In a Christian century we have a choice between Christian ministry and government programs.  While they are not necessarily mutually exclusive, we must each decide where our faith is.  I plan to keep giving and serving and trusting in God.  It isn't conservative or liberal.  It is just a part of living in God's world.

>Ryan's budget proposal

>Ryan's budget proposal eliminates tax loopholes for high wage earners,
and, because of this, does not result in any real tax cuts for the
rich.  It is supposedly revenue neutral.

The second sentence here is exactly right, given the word "supposedly"--the Ryan budget doesn't so much eliminate loopholes as simply state that we should eliminate some loopholes. The tax breaks, on the other hand, are quite concrete. And in any case, all I said is that the budget includes the tax breaks, which is a plain fact.

I'm committed to getting the facts right. So if I got any wrong, please point them out and I'll look into it.

How do you figure

Steve Thorngate,
You completely twisted the quote you replied to. The original comment said Ryans plan was "supposedly revenue neutral" not that it supposedly eliminated tax loopholes. I have no clue how you managed to twist this around, but it might explain alot about why you think the way you do.

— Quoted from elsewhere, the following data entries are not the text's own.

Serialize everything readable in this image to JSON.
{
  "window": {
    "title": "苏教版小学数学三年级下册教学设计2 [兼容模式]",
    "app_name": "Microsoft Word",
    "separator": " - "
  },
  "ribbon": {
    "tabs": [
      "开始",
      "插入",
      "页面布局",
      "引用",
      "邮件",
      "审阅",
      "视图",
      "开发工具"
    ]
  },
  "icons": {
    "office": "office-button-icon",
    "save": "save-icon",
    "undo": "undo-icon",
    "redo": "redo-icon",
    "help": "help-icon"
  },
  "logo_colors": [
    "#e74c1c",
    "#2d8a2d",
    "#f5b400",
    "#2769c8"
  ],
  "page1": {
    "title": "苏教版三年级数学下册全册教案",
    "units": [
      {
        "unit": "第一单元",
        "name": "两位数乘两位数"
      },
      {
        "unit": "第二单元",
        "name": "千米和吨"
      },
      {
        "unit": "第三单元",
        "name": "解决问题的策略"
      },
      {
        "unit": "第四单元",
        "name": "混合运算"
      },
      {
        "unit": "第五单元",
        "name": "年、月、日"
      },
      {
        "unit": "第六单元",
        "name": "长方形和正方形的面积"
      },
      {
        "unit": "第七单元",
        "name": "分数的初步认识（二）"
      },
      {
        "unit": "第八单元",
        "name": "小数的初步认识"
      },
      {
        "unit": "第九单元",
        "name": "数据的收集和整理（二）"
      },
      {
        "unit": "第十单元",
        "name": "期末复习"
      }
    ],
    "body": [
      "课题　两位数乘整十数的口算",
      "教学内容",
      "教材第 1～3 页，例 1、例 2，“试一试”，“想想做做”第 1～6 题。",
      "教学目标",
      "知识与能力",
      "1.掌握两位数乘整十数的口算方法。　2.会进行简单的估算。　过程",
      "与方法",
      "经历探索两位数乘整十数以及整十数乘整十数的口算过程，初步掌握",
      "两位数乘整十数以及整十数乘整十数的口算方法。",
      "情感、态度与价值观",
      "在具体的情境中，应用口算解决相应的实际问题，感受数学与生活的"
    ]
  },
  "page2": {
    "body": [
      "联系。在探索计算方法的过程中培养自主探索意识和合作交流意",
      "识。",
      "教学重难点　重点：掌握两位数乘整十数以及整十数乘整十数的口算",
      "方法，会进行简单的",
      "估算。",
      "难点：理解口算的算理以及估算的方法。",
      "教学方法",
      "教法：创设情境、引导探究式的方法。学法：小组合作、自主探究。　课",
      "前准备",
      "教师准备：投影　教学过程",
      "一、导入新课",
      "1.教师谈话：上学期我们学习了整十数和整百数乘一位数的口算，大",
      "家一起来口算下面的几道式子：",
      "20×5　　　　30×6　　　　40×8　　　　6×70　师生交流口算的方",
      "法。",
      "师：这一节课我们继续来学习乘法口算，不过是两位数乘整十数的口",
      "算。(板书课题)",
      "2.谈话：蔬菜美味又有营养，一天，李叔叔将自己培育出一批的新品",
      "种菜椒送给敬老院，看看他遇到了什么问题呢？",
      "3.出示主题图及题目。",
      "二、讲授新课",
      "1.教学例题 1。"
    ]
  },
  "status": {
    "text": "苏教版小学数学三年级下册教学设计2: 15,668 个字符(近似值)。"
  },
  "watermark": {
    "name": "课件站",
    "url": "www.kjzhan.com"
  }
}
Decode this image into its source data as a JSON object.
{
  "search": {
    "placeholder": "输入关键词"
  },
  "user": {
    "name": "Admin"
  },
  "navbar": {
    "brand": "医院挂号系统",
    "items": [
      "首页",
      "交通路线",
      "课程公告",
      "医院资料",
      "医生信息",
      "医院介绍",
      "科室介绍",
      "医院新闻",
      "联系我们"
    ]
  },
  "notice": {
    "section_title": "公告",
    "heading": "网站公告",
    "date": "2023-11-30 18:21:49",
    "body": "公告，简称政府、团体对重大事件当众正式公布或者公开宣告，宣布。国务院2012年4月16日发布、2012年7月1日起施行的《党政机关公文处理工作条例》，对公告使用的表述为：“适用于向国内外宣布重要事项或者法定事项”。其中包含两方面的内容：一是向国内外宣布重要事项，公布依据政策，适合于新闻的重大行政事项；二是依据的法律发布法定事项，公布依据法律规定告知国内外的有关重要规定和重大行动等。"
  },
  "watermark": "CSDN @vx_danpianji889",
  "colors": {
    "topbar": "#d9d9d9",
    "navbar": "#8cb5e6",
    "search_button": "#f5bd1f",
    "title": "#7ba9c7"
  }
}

Maybe you should spend some time reading Ryans plan instead of just reading what likeminded liberals want you to think about Ryans plan.

The Ryan plan does IN FACT eliminate tax loopholes. In order to get the lower rates you demonize, the tax filer pays a flat rate and fills out their taxes on a simplified form the size of a postcard.

I've read the plan. It says

I've read the plan. It says it will reduce and eliminate excemptions and loopholes. It doesn't give any specifics--which ones, how much this will save. So I really meant the phrase "supposedly revenue neutral" -- I'm not questioning whether they would eliminate any loopholes at all; I'm questioning how money this would save. That seems like a fair question since the plan commits to no specifics.

Tax cuts for the rich??

Steve, in your original article you refer to "the tax breaks for high earners" that are ostensibly in the Ryan budget. I think you have essentially conceded that this was a disingenuous assertion since you have since admitted that the Ryan budget, even though it may lack some specifics, is structured to eliminate tax loopholes now utilized by the high wage earners.    

The budget's information

The budget's information about loopholes doesn't lack some specifics, it lacks any specifics--it doesn't say what loopholes, or for whom (they don't all just affect rich people) or how much they'd be reduced. The tax breaks, however, have actual (large) numbers attached to them. That's a difference in kind between a real proposal and a vague promise, not a minor difference in degree of specifics. And even if it wasn't, a tax break is a tax break, even if some loopholes also do get eliminated--again, there's not a one-to-one correspondence there. So no, I don't concede anything.